The Archbishop of Rheims seeks to blur the line between the miraculous and common sense by suggesting that miracles are actually entirely rational and are only called miracles because some people do not understand their actual causes. He explains that Joan will easily be able to recognize Gilles de Rais because of his Bluebeard and so will use her reason to deduce he is not the Dauphin. Therefore, the Archbishop claims, “[W]hen this girl picks out the Dauphin among his courtiers, it will not be a miracle for me, because I shall know how it has been done, and my faith will not be increased.” (95). Furthermore, the Archbishop of Rheims admits that he is more devoted to scientific rationality than to spirituality. When he tells Trémouille about Pythagoras’s theory that the earth is round and orbits the sun, Trémouille scoffs, “[W]hat an utter fool! Couldn’t he use his eyes?” (96). This interaction suggests that many things that seem unbelievable and against common sense are actually true. Because the audience is aware that the earth is indeed round and orbits the sun, Trémouille’s doubt is comedic, indicating that rationality is not always obvious and can actually appear contrary to reason.
During her trial, Joan brings together the notion of divine miracles and common sense, arguing that because God gave humans their capacity for reason, simple logic is the best way to understand God’s will.

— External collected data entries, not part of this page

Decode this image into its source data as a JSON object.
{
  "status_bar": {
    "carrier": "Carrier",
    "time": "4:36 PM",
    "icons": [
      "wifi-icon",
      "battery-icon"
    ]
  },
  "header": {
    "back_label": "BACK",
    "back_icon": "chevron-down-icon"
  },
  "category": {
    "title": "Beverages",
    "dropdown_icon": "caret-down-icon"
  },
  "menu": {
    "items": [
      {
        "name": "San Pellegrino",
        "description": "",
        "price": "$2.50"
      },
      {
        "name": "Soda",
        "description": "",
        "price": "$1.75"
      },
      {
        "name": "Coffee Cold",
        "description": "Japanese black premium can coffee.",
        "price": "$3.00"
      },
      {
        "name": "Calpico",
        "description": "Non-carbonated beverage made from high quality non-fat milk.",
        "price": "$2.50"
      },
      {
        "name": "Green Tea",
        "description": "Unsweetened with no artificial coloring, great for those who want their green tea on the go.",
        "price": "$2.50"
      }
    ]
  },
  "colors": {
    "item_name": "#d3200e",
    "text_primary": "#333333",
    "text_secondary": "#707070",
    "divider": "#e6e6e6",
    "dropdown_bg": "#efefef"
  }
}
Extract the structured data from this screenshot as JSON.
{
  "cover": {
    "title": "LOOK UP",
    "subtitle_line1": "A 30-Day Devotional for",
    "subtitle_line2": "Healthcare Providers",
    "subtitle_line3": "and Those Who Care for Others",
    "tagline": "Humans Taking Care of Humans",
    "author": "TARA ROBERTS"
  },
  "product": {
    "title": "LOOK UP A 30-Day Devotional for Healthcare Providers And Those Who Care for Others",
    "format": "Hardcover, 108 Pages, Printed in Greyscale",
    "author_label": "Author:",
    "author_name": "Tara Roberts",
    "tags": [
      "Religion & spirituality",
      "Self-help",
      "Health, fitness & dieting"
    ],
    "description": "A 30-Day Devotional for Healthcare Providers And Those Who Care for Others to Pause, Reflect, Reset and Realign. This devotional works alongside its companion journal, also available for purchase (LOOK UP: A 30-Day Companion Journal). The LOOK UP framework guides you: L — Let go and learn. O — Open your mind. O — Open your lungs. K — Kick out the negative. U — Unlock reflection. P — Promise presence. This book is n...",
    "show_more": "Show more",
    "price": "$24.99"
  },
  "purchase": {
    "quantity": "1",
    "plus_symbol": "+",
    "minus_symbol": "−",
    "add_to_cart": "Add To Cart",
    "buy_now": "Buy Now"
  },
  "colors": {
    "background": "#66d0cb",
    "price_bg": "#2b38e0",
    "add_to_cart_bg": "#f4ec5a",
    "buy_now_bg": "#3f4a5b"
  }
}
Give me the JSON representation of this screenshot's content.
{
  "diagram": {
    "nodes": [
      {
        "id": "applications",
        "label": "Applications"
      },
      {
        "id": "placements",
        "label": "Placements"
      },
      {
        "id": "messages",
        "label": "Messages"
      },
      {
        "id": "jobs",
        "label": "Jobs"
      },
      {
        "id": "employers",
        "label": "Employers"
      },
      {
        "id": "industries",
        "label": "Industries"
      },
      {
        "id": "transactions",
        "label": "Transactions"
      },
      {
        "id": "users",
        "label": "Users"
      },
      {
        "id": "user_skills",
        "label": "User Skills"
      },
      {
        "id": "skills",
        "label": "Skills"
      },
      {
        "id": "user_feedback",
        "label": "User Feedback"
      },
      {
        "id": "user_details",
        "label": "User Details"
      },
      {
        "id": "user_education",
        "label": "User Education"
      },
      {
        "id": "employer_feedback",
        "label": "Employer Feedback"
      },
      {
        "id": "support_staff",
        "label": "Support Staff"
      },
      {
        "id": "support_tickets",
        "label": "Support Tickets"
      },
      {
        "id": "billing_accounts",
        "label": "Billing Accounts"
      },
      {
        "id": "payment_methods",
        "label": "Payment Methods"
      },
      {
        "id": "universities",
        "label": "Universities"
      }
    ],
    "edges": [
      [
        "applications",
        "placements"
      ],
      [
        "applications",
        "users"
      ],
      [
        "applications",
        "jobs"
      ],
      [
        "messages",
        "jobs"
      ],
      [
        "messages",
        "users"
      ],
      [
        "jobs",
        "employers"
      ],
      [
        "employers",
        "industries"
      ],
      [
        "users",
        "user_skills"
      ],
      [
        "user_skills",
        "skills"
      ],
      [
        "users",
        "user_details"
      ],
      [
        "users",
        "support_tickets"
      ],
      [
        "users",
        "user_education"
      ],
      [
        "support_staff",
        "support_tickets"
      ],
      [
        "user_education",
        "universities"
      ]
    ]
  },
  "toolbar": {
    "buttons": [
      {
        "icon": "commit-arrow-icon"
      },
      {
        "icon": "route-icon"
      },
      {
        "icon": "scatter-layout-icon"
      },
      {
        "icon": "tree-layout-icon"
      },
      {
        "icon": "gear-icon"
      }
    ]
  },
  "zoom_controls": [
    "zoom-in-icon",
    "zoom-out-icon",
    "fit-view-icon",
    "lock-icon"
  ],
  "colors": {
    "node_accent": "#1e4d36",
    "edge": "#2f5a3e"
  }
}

Joan does not claim to have performed miracles in her military campaigns, but she remains firmly convinced that the voices she hears come from God. She remains certain that her voices are not those of demons in part because their advice aligns with common sense. For example, when the Inquisition accuses her of blaspheming by wearing men’s clothes, she points out that it makes more sense for her to dress as a man when she needs to live among men. The Inquisitor concedes that she has a point, but accuses her of displaying a simplistic, animal-like logic, rather than the more refined teachings of the Church. Joan replies, “[T]here is great wisdom in the simplicity of a beast, let me tell you; and sometimes great foolishness in the wisdom of scholars” (161). By upholding this simple form of wisdom above the foolishness of scholarly arguments, Joan suggests that her own instincts have more spiritual validity than the teachings of the Catholic Church. When she wavers at the thought of her execution, she explicitly claims that her intuition comes from God, saying, “God, who gave me my commonsense, cannot will me to do that” (162). Joan’s connection between God and her own rationality demonstrates the notion that Shaw sets up in his preface: Miracles have rational explanations, but that does not necessarily mean that they do not come from God.